Stein started attending Romemu, a Jewish Renewal, egalitarian Jewish congregation in Manhattan, and became close to its rabbi, David Ingber. He offered to speak with Stein’s father, and they met in late 2015.
“It was the first time [my father] saw me wearing earrings. He said, ‘It would be easier for me to talk to you while you’re wearing a kippah,’” Stein recalls.
Her father, who runs a Williamsburg yeshiva for troubled youth, didn’t say much.
“He stayed frozen,” Stein says. “He said, ‘I don’t believe it [transgender] exists.’ I showed him kabbalistic and Hasidic ideas. He said, ‘Why would you do that – women are so much less than men?’ Then he said, ‘You know this means I probably can’t talk to you ever again.’ He stood up, thanked David for taking care of me. He didn’t say goodbye to me, he just walked out the door.”
Her parents have not spoken with her since. Stein called home before the Jewish New Year last fall but got no response from her mother, who answered the phone. “It is painful,” says Stein, who likes baking challah her mother’s way.
Speaking out
Stein had her name legally changed from Yisroel to Abby Chava. Now her birth certificate, driver’s license and school ID indicate that she is female. In an emergency room recently after being hit by a car, a doctor asked when her last menstrual period was.

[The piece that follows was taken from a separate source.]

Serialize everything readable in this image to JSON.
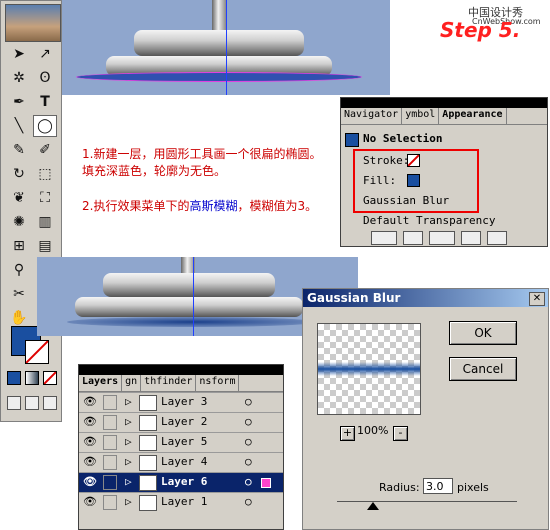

Stein and her ex-wife haven’t spoken directly since their divorce. The woman’s new husband turns Duvid over when Stein comes to pick him up.
Today Stein wears a triangle charm necklace. Two corners bear symbols for male and female, while the third indicates transgender. She is dating a woman. And she is on a waiting list for sexual reassignment surgery.
At Columbia she’s majoring in political science, and women’s and gender studies. She teaches Hebrew school at Romemu and at the Congregation B’nai Jeshurun, and recently started a part-time community engagement job at the Manhattan borough president’s office.
Stein is also writing a memoir, and someone is making a documentary about her. As the only Hasid in America to come out publicly as transgender, she is in great demand as a speaker from Limmud Jewish education organization, to college and LGBTQ groups. She also runs an online support group for Hasidic trans people.
Most importantly, Stein notes now, she has never felt better.
“I experienced cycles of depression since I was 12,” she says. “Now I have mood swings, but I can deal with that by watching Netflix and eating pickles.”